Au-delà du rendement de son équipe, il y a eu son style. Proche des gens, toujours prêt à répondre aux questions, ne se sentant jamais menacé et conscient du rôle social du Canadien, Savard a incarné et porté les véritables valeurs de cette organisation.

Voilà pourquoi les Québécois l'ont toujours respecté. En 2009, lorsque George Gillett a mis l'équipe en vente, c'est Savard qui a obtenu le plus d'appuis dans la population pour devenir le prochain propriétaire de l'équipe.

Dans un sondage qu'avait publié La Presse, il a éclipsé tous ses concurrents, parmi lesquels des noms aussi connus que ceux de Guy Laliberté et René Angélil. Intuitivement, les gens savaient que Savard était le garant de la tradition du Canadien.

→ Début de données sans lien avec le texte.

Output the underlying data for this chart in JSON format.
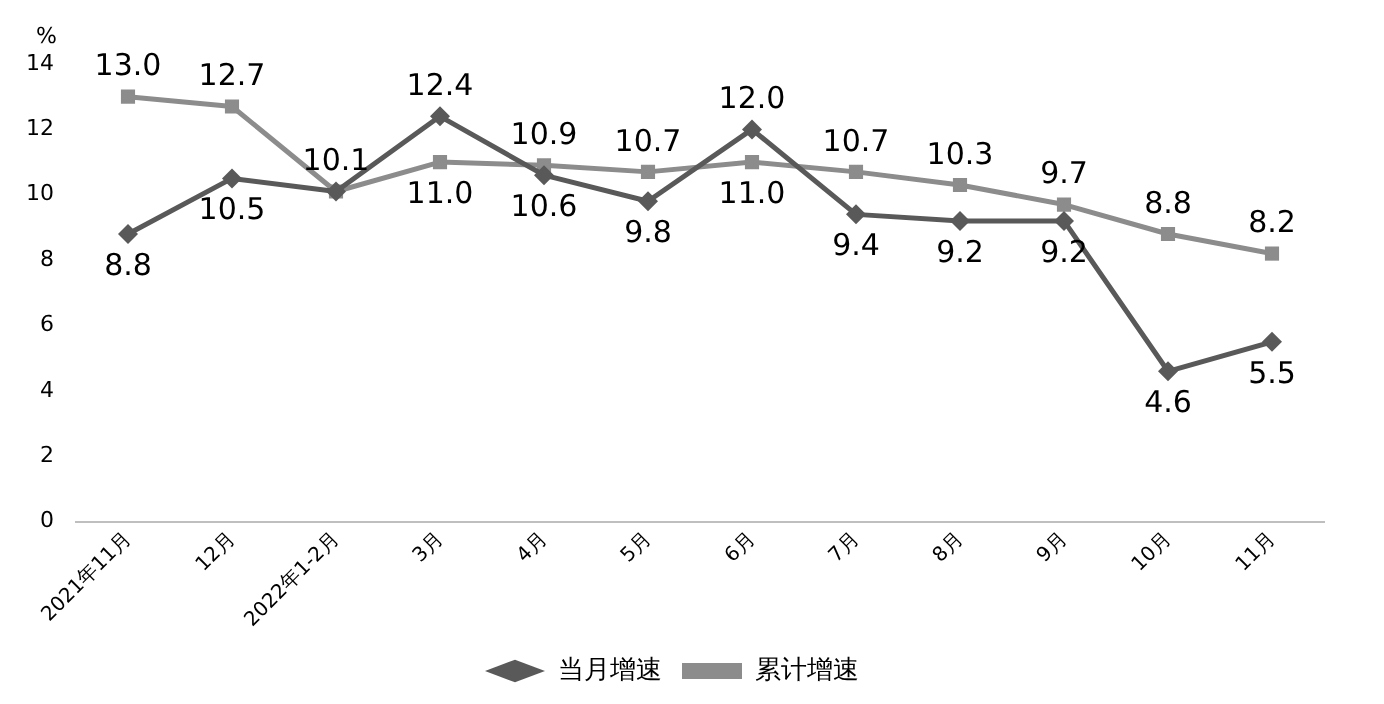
{
  "chart_data": {
    "type": "line",
    "ylabel": "%",
    "categories": [
      "2021年11月",
      "12月",
      "2022年1-2月",
      "3月",
      "4月",
      "5月",
      "6月",
      "7月",
      "8月",
      "9月",
      "10月",
      "11月"
    ],
    "series": [
      {
        "name": "当月增速",
        "color": "#595959",
        "marker": "diamond",
        "values": [
          8.8,
          10.5,
          10.1,
          12.4,
          10.6,
          9.8,
          12.0,
          9.4,
          9.2,
          9.2,
          4.6,
          5.5
        ],
        "value_labels": [
          "8.8",
          "10.5",
          null,
          "12.4",
          "10.6",
          "9.8",
          "12.0",
          "9.4",
          "9.2",
          "9.2",
          "4.6",
          "5.5"
        ]
      },
      {
        "name": "累计增速",
        "color": "#8c8c8c",
        "marker": "square",
        "values": [
          13.0,
          12.7,
          10.1,
          11.0,
          10.9,
          10.7,
          11.0,
          10.7,
          10.3,
          9.7,
          8.8,
          8.2
        ],
        "value_labels": [
          "13.0",
          "12.7",
          "10.1",
          "11.0",
          "10.9",
          "10.7",
          "11.0",
          "10.7",
          "10.3",
          "9.7",
          "8.8",
          "8.2"
        ]
      }
    ],
    "ylim": [
      0,
      14
    ],
    "yticks": [
      0,
      2,
      4,
      6,
      8,
      10,
      12,
      14
    ],
    "grid": false,
    "legend": "bottom",
    "line_style": "solid"
  }
}
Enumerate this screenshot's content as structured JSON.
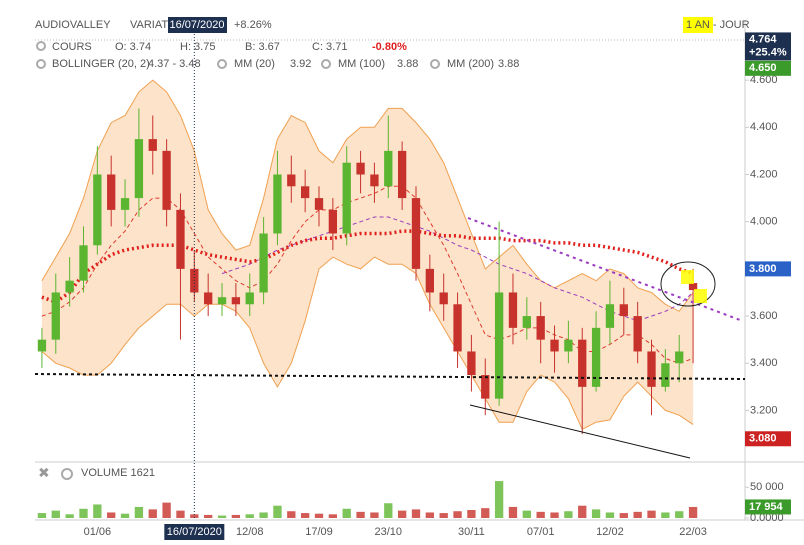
{
  "header": {
    "title": "AUDIOVALLEY",
    "variation_label": "VARIAT",
    "crosshair_date": "16/07/2020",
    "variation": "+8.26%",
    "period": "1 AN - JOUR"
  },
  "quote": {
    "name": "COURS",
    "open": "O: 3.74",
    "high": "H: 3.75",
    "low": "B: 3.67",
    "close": "C: 3.71",
    "change": "-0.80%"
  },
  "chart_data": [
    {
      "type": "candlestick",
      "categories": [
        null,
        null,
        null,
        null,
        "01/06",
        null,
        null,
        null,
        null,
        null,
        null,
        "16/07/2020",
        null,
        null,
        null,
        "12/08",
        null,
        null,
        null,
        null,
        "17/09",
        null,
        null,
        null,
        null,
        "23/10",
        null,
        null,
        null,
        null,
        null,
        "30/11",
        null,
        null,
        null,
        null,
        "07/01",
        null,
        null,
        null,
        null,
        "12/02",
        null,
        null,
        null,
        null,
        null,
        "22/03"
      ],
      "crosshair": 11,
      "up_color": "#5cb531",
      "down_color": "#c8322c",
      "open": [
        3.45,
        3.5,
        3.7,
        3.75,
        3.9,
        4.2,
        4.05,
        4.1,
        4.35,
        4.3,
        4.05,
        3.8,
        3.7,
        3.65,
        3.68,
        3.65,
        3.7,
        3.95,
        4.2,
        4.15,
        4.1,
        4.05,
        3.95,
        4.25,
        4.2,
        4.15,
        4.3,
        4.1,
        3.8,
        3.7,
        3.65,
        3.45,
        3.35,
        3.25,
        3.7,
        3.55,
        3.6,
        3.5,
        3.45,
        3.5,
        3.3,
        3.55,
        3.65,
        3.6,
        3.45,
        3.3,
        3.4,
        3.74
      ],
      "high": [
        3.55,
        3.78,
        3.85,
        3.98,
        4.32,
        4.28,
        4.18,
        4.48,
        4.45,
        4.35,
        4.12,
        3.88,
        3.78,
        3.74,
        3.74,
        3.78,
        4.02,
        4.3,
        4.28,
        4.22,
        4.15,
        4.1,
        4.32,
        4.3,
        4.25,
        4.45,
        4.34,
        4.15,
        3.86,
        3.78,
        3.7,
        3.52,
        3.42,
        4.0,
        3.78,
        3.68,
        3.66,
        3.56,
        3.58,
        3.55,
        3.62,
        3.75,
        3.72,
        3.66,
        3.5,
        3.46,
        3.52,
        3.8
      ],
      "low": [
        3.38,
        3.44,
        3.64,
        3.7,
        3.86,
        3.98,
        3.98,
        4.02,
        4.2,
        3.98,
        3.5,
        3.66,
        3.6,
        3.6,
        3.6,
        3.6,
        3.65,
        3.9,
        4.08,
        4.04,
        3.98,
        3.88,
        3.9,
        4.12,
        4.08,
        4.1,
        4.05,
        3.75,
        3.62,
        3.58,
        3.38,
        3.28,
        3.18,
        3.22,
        3.48,
        3.5,
        3.4,
        3.36,
        3.4,
        3.1,
        3.28,
        3.48,
        3.52,
        3.4,
        3.18,
        3.28,
        3.32,
        3.4
      ],
      "close": [
        3.5,
        3.7,
        3.75,
        3.9,
        4.2,
        4.05,
        4.1,
        4.35,
        4.3,
        4.05,
        3.8,
        3.7,
        3.65,
        3.68,
        3.65,
        3.7,
        3.95,
        4.2,
        4.15,
        4.1,
        4.05,
        3.95,
        4.25,
        4.2,
        4.15,
        4.3,
        4.1,
        3.8,
        3.7,
        3.65,
        3.45,
        3.35,
        3.25,
        3.7,
        3.55,
        3.6,
        3.5,
        3.45,
        3.5,
        3.3,
        3.55,
        3.65,
        3.6,
        3.45,
        3.3,
        3.4,
        3.45,
        3.71
      ],
      "bollinger": {
        "name": "BOLLINGER (20, 2)",
        "value_label": "4.37 - 3.48",
        "color": "#f0a050",
        "fill": "#fbdcbc",
        "upper": [
          3.75,
          3.85,
          3.95,
          4.1,
          4.3,
          4.42,
          4.45,
          4.55,
          4.6,
          4.55,
          4.45,
          4.3,
          4.05,
          3.95,
          3.88,
          3.9,
          4.1,
          4.35,
          4.45,
          4.42,
          4.3,
          4.25,
          4.35,
          4.4,
          4.4,
          4.48,
          4.48,
          4.42,
          4.35,
          4.25,
          4.1,
          3.95,
          3.8,
          3.85,
          3.9,
          3.82,
          3.75,
          3.72,
          3.75,
          3.78,
          3.75,
          3.8,
          3.78,
          3.72,
          3.7,
          3.65,
          3.62,
          3.7
        ],
        "lower": [
          3.45,
          3.4,
          3.38,
          3.35,
          3.35,
          3.4,
          3.48,
          3.55,
          3.6,
          3.65,
          3.65,
          3.6,
          3.65,
          3.65,
          3.62,
          3.55,
          3.4,
          3.3,
          3.4,
          3.58,
          3.8,
          3.85,
          3.82,
          3.8,
          3.85,
          3.82,
          3.82,
          3.78,
          3.65,
          3.55,
          3.45,
          3.35,
          3.25,
          3.15,
          3.15,
          3.28,
          3.35,
          3.32,
          3.25,
          3.12,
          3.15,
          3.16,
          3.26,
          3.32,
          3.26,
          3.2,
          3.18,
          3.14
        ]
      },
      "moving_averages": [
        {
          "name": "MM (20)",
          "value_label": "3.92",
          "color": "#e03a30",
          "dash": "4 3",
          "width": 1,
          "values": [
            3.6,
            3.62,
            3.66,
            3.72,
            3.82,
            3.9,
            3.96,
            4.05,
            4.1,
            4.1,
            4.05,
            3.95,
            3.85,
            3.8,
            3.75,
            3.72,
            3.75,
            3.82,
            3.92,
            4.0,
            4.05,
            4.05,
            4.08,
            4.1,
            4.12,
            4.15,
            4.15,
            4.1,
            4.0,
            3.9,
            3.78,
            3.65,
            3.52,
            3.5,
            3.52,
            3.55,
            3.55,
            3.52,
            3.5,
            3.45,
            3.45,
            3.48,
            3.52,
            3.52,
            3.48,
            3.42,
            3.4,
            3.42
          ]
        },
        {
          "name": "MM (100)",
          "value_label": "3.88",
          "color": "#9b3bbf",
          "dash": "4 3",
          "width": 1,
          "values": [
            null,
            null,
            null,
            null,
            null,
            null,
            null,
            null,
            null,
            null,
            null,
            null,
            null,
            3.78,
            3.8,
            3.82,
            3.85,
            3.88,
            3.9,
            3.92,
            3.94,
            3.96,
            3.98,
            4.0,
            4.02,
            4.02,
            4.0,
            3.98,
            3.96,
            3.93,
            3.9,
            3.88,
            3.85,
            3.82,
            3.8,
            3.78,
            3.75,
            3.72,
            3.7,
            3.68,
            3.65,
            3.62,
            3.6,
            3.58,
            3.6,
            3.62,
            3.65,
            3.7
          ]
        },
        {
          "name": "MM (200)",
          "value_label": "3.88",
          "color": "#e0201c",
          "dash": "2 3",
          "width": 3.5,
          "values": [
            3.68,
            3.66,
            3.7,
            3.78,
            3.82,
            3.86,
            3.88,
            3.89,
            3.9,
            3.9,
            3.9,
            3.88,
            3.86,
            3.85,
            3.84,
            3.83,
            3.84,
            3.87,
            3.9,
            3.92,
            3.93,
            3.93,
            3.94,
            3.95,
            3.95,
            3.95,
            3.96,
            3.96,
            3.95,
            3.94,
            3.94,
            3.93,
            3.93,
            3.93,
            3.92,
            3.92,
            3.92,
            3.91,
            3.91,
            3.9,
            3.9,
            3.89,
            3.88,
            3.87,
            3.85,
            3.83,
            3.8,
            3.78
          ]
        }
      ],
      "ylim": [
        2.99,
        4.77
      ],
      "yticks": [
        {
          "value": 3.2,
          "label": "3.200"
        },
        {
          "value": 3.4,
          "label": "3.400"
        },
        {
          "value": 3.6,
          "label": "3.600"
        },
        {
          "value": 3.8,
          "label": "3.800"
        },
        {
          "value": 4.0,
          "label": "4.000"
        },
        {
          "value": 4.2,
          "label": "4.200"
        },
        {
          "value": 4.4,
          "label": "4.400"
        },
        {
          "value": 4.6,
          "label": "4.600"
        }
      ],
      "price_tags": [
        {
          "value": 4.764,
          "label": "4.764",
          "sub": "+25.4%",
          "color": "#1e3050"
        },
        {
          "value": 4.65,
          "label": "4.650",
          "color": "#3a9a2a"
        },
        {
          "value": 3.8,
          "label": "3.800",
          "color": "#2a62c8"
        },
        {
          "value": 3.08,
          "label": "3.080",
          "color": "#cc2222"
        }
      ]
    },
    {
      "type": "bar",
      "title": "VOLUME 1621",
      "values": [
        8000,
        12000,
        6000,
        15000,
        22000,
        9000,
        7000,
        18000,
        14000,
        25000,
        12000,
        6000,
        5000,
        4000,
        5000,
        6000,
        9000,
        20000,
        11000,
        8000,
        7000,
        6000,
        15000,
        10000,
        9000,
        24000,
        12000,
        14000,
        9000,
        8000,
        11000,
        13000,
        16000,
        60000,
        18000,
        12000,
        10000,
        9000,
        11000,
        20000,
        14000,
        9000,
        8000,
        10000,
        12000,
        9000,
        11000,
        17954
      ],
      "ylim": [
        0,
        65000
      ],
      "yticks": [
        {
          "value": 0,
          "label": "0.0000"
        },
        {
          "value": 50000,
          "label": "50 000"
        }
      ],
      "price_tags": [
        {
          "value": 17954,
          "label": "17 954",
          "color": "#3a9a2a"
        }
      ]
    }
  ]
}
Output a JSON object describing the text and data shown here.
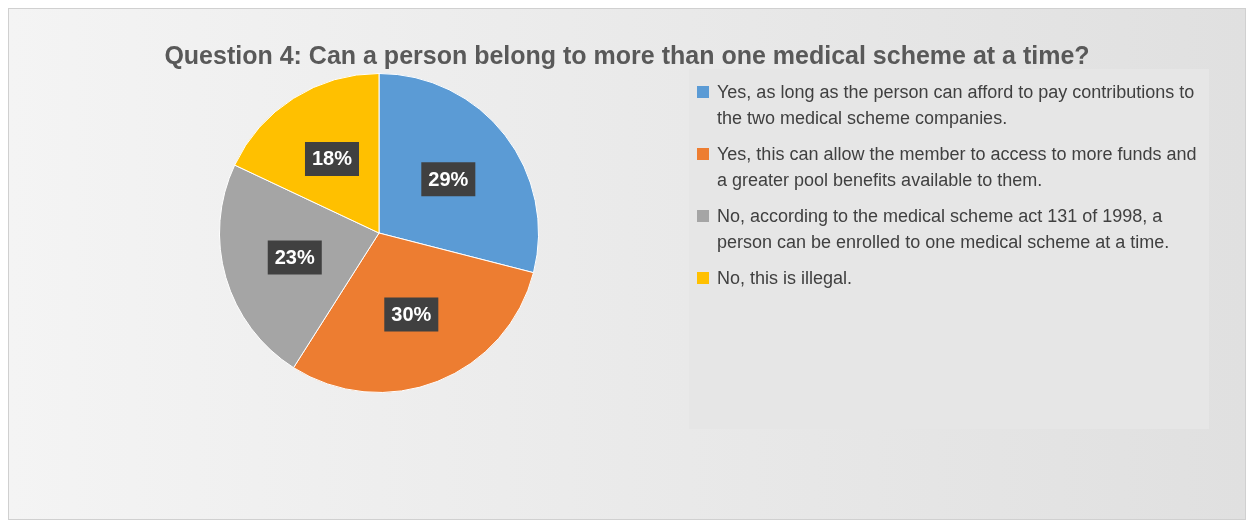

Dans le contexte actuel, où le Canadien s'est éloigné de ses fans, où il a abandonné durant de trop longs mois ses responsabilités sociales, le retour de Savard au bercail constitue un signe clair: Geoff Molson a compris que quelque chose ne tournait pas rond dans son organisation et a décidé de redresser la barque.

En acceptant de conseiller Geoff Molson dans le choix du futur DG, Savard a montré à quel point il avait à coeur l'organisation. Si c'est lui qui obtient finalement le poste, ce n'est pas moi qui critiquerai.

En revanche, si un autre homme est choisi, Savard devra agir uniquement comme mentor. Sur le plan hockey, le Canadien ne doit avoir qu'un seul patron.